Sarah Pocket et Georgiana se disputaient à qui sortirait la dernière ; mais Sarah était trop polie pour ne pas céder le pas ; elle se glissa avec tant d’adresse derrière Georgiana, que celle-ci fut obligée de sortir la première. Sarah Pocket fit donc son effet séparé en disant ces mots :

« Soyez bénie, chère miss Havisham ! »

Et en ayant, sur sa petite figure de coquille de noix, un sourire de pitié pour la faiblesse des autres.

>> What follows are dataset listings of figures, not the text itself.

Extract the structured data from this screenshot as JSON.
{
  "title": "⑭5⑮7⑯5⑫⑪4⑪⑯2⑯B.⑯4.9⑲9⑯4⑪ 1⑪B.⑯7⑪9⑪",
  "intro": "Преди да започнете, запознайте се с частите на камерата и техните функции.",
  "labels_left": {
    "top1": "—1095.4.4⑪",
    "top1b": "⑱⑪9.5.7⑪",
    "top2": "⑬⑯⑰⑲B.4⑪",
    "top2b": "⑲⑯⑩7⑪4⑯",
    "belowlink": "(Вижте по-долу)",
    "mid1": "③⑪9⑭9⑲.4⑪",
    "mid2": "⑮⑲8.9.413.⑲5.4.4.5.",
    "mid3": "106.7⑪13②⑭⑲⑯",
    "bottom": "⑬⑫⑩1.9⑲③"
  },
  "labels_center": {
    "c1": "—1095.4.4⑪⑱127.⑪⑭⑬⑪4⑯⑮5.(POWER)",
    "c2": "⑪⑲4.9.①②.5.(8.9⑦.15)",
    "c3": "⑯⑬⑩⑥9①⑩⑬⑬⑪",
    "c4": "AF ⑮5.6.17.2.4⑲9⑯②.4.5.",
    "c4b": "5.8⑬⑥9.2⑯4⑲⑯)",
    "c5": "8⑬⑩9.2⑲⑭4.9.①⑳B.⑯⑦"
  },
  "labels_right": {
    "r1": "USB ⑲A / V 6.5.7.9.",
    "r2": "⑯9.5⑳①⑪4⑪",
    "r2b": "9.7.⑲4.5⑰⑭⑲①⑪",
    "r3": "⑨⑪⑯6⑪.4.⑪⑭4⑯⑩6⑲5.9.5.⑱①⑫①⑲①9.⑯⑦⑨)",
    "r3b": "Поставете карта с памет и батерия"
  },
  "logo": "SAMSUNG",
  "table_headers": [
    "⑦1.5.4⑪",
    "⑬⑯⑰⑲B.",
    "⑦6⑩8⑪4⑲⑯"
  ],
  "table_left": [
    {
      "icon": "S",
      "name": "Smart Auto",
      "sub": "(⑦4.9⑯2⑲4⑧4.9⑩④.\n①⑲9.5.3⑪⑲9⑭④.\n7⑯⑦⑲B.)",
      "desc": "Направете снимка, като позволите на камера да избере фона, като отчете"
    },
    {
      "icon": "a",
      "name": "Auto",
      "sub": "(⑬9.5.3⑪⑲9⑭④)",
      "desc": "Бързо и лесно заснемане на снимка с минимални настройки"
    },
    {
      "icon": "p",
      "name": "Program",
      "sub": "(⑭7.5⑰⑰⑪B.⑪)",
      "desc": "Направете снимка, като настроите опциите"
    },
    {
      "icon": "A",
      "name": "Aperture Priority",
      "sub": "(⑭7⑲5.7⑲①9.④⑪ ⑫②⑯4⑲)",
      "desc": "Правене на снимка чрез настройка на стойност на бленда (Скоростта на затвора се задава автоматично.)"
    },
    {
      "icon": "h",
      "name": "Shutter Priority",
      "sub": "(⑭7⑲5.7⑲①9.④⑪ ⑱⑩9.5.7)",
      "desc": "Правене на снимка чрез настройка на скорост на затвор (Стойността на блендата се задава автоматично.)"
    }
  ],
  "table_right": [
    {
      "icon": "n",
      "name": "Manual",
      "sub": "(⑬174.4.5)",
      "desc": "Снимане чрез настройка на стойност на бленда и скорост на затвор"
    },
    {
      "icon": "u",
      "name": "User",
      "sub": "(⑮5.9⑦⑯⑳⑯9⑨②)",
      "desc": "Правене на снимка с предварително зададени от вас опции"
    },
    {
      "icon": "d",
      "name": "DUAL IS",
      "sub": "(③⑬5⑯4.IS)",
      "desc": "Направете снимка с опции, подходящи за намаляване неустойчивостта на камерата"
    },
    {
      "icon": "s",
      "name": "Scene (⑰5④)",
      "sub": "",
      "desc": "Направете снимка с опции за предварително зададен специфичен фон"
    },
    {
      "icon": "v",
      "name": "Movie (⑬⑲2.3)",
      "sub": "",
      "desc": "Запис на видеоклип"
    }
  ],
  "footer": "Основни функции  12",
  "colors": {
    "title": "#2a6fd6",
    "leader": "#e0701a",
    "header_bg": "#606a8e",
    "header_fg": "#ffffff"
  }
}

Pendant qu’Estelle les éclairait pour descendre, miss Havisham continuait de marcher, en tenant toujours sa main sur mon épaule ; mais elle se ralentissait de plus en plus. À la fin, elle s’arrêta devant le feu, et dit, après l’avoir regardé pendant quelques secondes :

« C’est aujourd’hui l’anniversaire de ma naissance, Pip. »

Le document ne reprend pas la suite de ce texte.